Ketanji Brown Jackson has been confirmed as the first black woman to serve on the supreme court of the United States.
The 51-year-old federal appellate judge was appointed on Thursday to the lifetime post on the US’s top court following a 53- 47 vote in the Senate.
Three Republicans – Susan Collins of Maine, Lisa Murkowski of Alaska and Mitt Romney of Utah – backed her confirmation along with all Democrats.
The confirmation represented a victory for US president Joe Biden who had made a promise while campaigning for the White House to appoint a black woman to the supreme court.
The appointment of Ms Jackson will not change the complexion of the court which has a solid conservative majority.
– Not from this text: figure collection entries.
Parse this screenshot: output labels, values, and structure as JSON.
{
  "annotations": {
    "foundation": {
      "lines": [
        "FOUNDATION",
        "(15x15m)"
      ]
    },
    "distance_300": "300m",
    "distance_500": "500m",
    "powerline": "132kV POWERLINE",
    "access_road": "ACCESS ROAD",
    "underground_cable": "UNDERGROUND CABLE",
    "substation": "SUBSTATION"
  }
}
She will replace 83-year-old Stephen Breyer who was one of the liberal bloc on the court.
Mr Breyer is due to serve until the court’s current term ends – usually in late June – and Ms Jackson will be formally sworn in after that.
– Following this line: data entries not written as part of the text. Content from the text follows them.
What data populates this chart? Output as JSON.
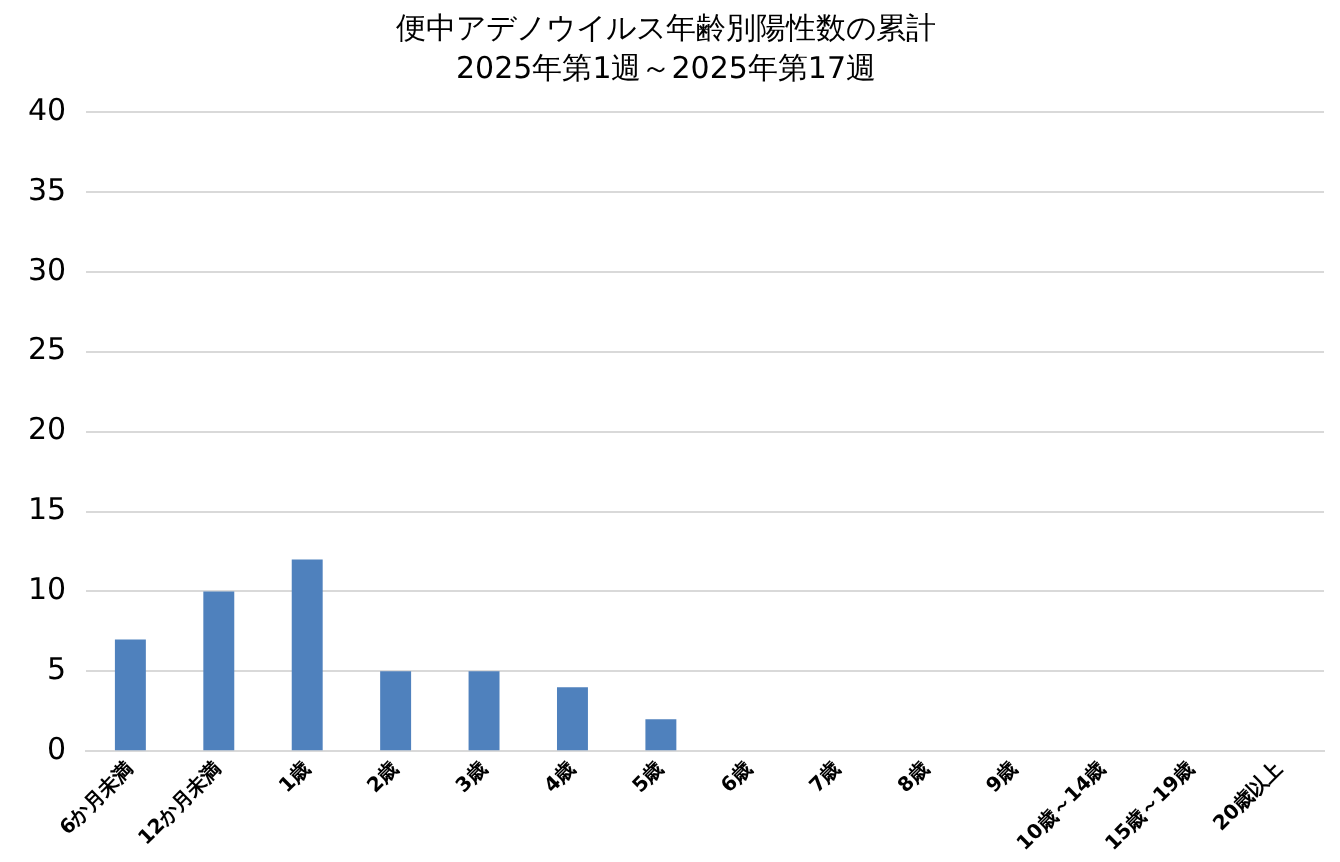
{
  "chart_data": {
    "type": "bar",
    "title": "便中アデノウイルス年齢別陽性数の累計",
    "subtitle": "2025年第1週～2025年第17週",
    "categories": [
      "6か月未満",
      "12か月未満",
      "1歳",
      "2歳",
      "3歳",
      "4歳",
      "5歳",
      "6歳",
      "7歳",
      "8歳",
      "9歳",
      "10歳～14歳",
      "15歳～19歳",
      "20歳以上"
    ],
    "values": [
      7,
      10,
      12,
      5,
      5,
      4,
      2,
      0,
      0,
      0,
      0,
      0,
      0,
      0
    ],
    "color": "#4f81bd",
    "ylim": [
      0,
      40
    ],
    "yticks": [
      0,
      5,
      10,
      15,
      20,
      25,
      30,
      35,
      40
    ],
    "grid": "y",
    "legend": false
  }
}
Democrat Raphael Warnock, one of the Senate’s three black members, said in debate before the vote: “I’m the father of a young black girl. I know how much it means for Judge Jackson to have navigated the double jeopardy of racism and sexism to now stand in the glory of this moment. . . Seeing Judge Jackson ascend to the supreme court reflects the promise of progress on which our democracy rests. What a great day it is in America.”
During the confirmation hearing, a number of Republicans in the Senate strongly criticised Ms Jackson over her sentencing policy and maintained that she would be an “activist” judge and soft on crime.
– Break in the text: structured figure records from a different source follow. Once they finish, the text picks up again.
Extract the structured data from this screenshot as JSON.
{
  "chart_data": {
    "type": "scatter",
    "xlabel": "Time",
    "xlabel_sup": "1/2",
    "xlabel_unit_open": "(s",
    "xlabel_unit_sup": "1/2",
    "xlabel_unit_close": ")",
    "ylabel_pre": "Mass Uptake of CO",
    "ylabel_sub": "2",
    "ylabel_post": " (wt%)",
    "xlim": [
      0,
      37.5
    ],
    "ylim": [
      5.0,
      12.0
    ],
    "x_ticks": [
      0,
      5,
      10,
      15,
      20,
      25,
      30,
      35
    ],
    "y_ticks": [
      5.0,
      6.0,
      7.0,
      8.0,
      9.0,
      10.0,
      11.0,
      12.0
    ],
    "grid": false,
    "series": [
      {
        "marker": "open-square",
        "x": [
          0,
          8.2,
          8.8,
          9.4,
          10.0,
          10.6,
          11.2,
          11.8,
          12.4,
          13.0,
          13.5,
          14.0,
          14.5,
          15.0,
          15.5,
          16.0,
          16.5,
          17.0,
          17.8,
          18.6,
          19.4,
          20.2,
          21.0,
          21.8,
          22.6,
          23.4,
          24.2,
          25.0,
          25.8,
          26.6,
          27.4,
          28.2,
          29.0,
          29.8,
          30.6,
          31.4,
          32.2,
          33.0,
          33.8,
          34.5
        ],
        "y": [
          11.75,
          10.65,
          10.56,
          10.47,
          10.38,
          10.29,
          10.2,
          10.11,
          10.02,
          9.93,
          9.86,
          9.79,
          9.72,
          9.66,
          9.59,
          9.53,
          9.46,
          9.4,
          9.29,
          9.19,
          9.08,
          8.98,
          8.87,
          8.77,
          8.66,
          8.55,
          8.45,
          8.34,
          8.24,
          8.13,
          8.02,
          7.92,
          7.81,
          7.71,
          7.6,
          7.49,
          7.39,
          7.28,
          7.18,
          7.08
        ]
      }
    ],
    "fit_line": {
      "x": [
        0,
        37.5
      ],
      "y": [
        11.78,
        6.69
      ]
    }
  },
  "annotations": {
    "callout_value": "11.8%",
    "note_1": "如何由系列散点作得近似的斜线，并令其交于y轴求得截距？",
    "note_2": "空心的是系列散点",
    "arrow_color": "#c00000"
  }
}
Ms Jackson promised she would be an independent justice.
Kamala Harris, the first black woman to serve as US vice-president, presided over the Senate vote as Ms Jackson was confirmed to serve on the supreme court. Ms Harris called for the final vote on Ms Jackson’s nomination with a smile on her face, and the chamber broke into loud applause when the appointment was confirmed.
“Today, we are taking a giant, bold and important step on the well-trodden path to fulfilling our country’s founding promises,” Senate majority leader Chuck Schumer said just before the final vote. “This is a great moment for Judge Jackson. But it is an even greater moment for America as we rise to a more perfect union.”
However, ahead of the vote, Republican Senate minority leader Mitch McConnell urged Ms Jackson to embrace the textualist approach to the constitution of conservative justices.
“The soon-to-be justice can either satisfy her radical fan club or help preserve the judiciary that Americans need, but not both. I’m afraid the nominee’s record tells us which is likely, but I hope Judge Jackson proves me wrong.”